A casa adormecia, embalada por ecos de risos e o aroma distante das panquecas doces que ainda pairava no ar. Mas no segundo andar, dentro de um quarto iluminado apenas por um abajur de luz âmbar, o coração de uma jovem batia forte demais para descansar.
April subiu as escadas como quem flutua, com os lábios ainda sensíveis, as bochechas coradas e o corpo leve. O beijo com Tomás ainda pulsava em sua memória como se tivesse acontecido segundos antes. Seu coração parecia conversar em outra língua, e suas pernas, embora firmes, mal tocavam o chão.
Ao empurrar a porta devagar, encontrou uma surpresa.
— Mãe? — exclamou, piscando como se estivesse sonhando.
Helen estava sentada com tranquilidade na beirada da cama, espalhando creme nas mãos com um ar casual, casual demais para ser natural.
— Boa noite, meu bem — disse ela com a voz doce e um sorriso sutil nos lábios. — Tô passando hidratante e… esperando a donzela de volta da sua escapada noturna ao jardim.
April fechou a porta num estalo, o rubor subindo até as orelhas.
— Mãe! Você não precisa ficar me vigiando!
— Claro que preciso. É instinto materno. E parte também é puro entretenimento.
Helen sorriu como quem esconde um ás na manga.
— Então… o jardim ainda está inteiro ou vocês incendiaram alguma trepadeira por lá?
April sufocou um grito de vergonha.
— Mãe! Meu Deus! A gente só… conversou.
— Ah, claro — respondeu Helen, com sarcasmo afiado. — Conversa moderna, com a língua.
— SOCORRO!
Helen gargalhou.
— Calma, filha. Eu tô brincando. Mais ou menos. Seu pai, por outro lado… ainda tá se recuperando do choque.
April caminhou até a penteadeira, sem ousar olhar o próprio reflexo no espelho.
— Ele pareceu um agente da SWAT descendo a escada.
— E você pareceu uma personagem de comédia romântica que não sabe onde se enfiar — respondeu Helen, rindo. — Mas posso te contar um segredo?
April virou-se, curiosa.
— Eu já fui você. Bem mais do que imagina.
A filha se sentou na beira da cama, com os olhos atentos.
— Tá querendo me dar um sermão agora?
— Não. Tô querendo dividir um pedaço do meu coração. — Helen fez uma pausa. — Porque hoje, quando vi você com aquele brilho nos olhos, lembrei da garota que eu fui… apaixonada por um rapaz que não fazia ideia de que eu existia.
— Pera… o papai?
Helen assentiu, sorrindo.
— Desde o colégio. Ethan era… impossível. Inteligente, bonito, charmoso e completamente cego pra mim.

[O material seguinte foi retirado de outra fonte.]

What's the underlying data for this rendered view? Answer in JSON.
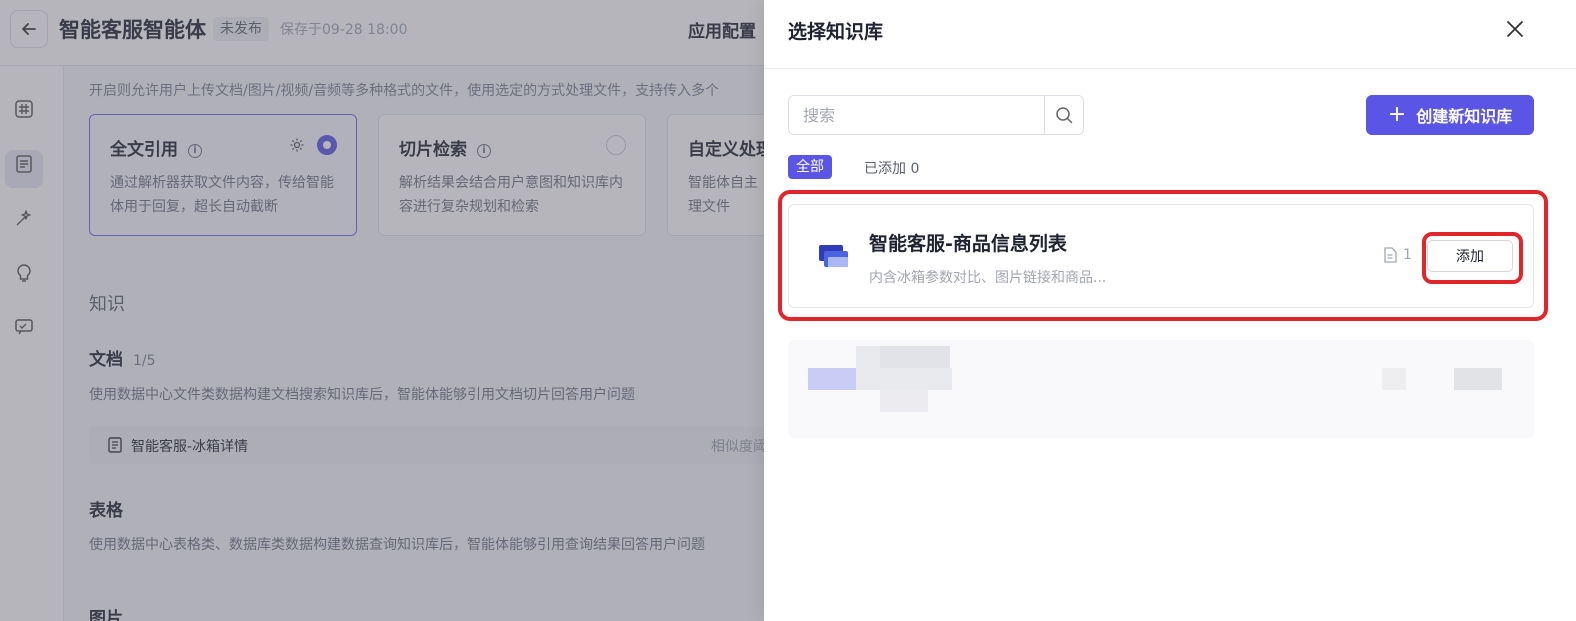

Ele nunca foi namorador, graças a Deus, mas ele gostava de uma outra garota na época, mesmo que ela nunca tivesse dado bola para ele.
— O papai?
— Pois é, seu pai.Ele sempre foi lindo, atraente e chamava a atenção, mas era exatamente por não ser um galinha que eu era apaixonada por ele. Eu era só a garota que sentava duas fileiras atrás.
— Mãe… sério?
— Sério. — Helen riu com ternura. — Ele nunca olhou pra mim como algo além de uma conhecida. E mesmo assim, eu amava aquele idiota em silêncio. Passei anos guardando isso.
April se ajeitou, agora completamente envolvida.
— E como vocês… ficaram juntos?
— Então ouve bem isso, minha flor: não desista fácil. Se você enxergar amor, de verdade, se o seu coração disser que vale a pena… então lute até o fim. Não por carência. Mas por coragem. Porque amar exige bravura.
April soltou uma lágrima e sorriu.
— E se eu me machucar?
— A gente junta os pedaços. Cola com sorvete, série ruim e conversa até tarde. Mas a gente segue. Sempre.
April se jogou no colo da mãe, rindo entre lágrimas.
— Eu te amo tanto.
— E eu amo você mais do que tudo, pequena.
As duas se abraçaram ali, no meio do quarto, envoltas por um silêncio que só existe entre mães e filhas.
Helen se levantou, beijou a testa da filha e caminhou até a porta.
— Agora dorme. Sonha com ele. E guarda esse beijo no coração. O primeiro de muitos.
— Mãe?
Helen se virou.
— Fala, amor.
— Obrigada por ter lutado por ele. Se não fosse por isso… eu não teria esse exemplo de amor pra acreditar.
Helen piscou, emocionada, e saiu com um sorrisinho no rosto.
Do outro lado da porta, ela sussurrou só para si:
— Obrigada por ter nascido, April. Você e o David, são a melhor parte da minha história de amor.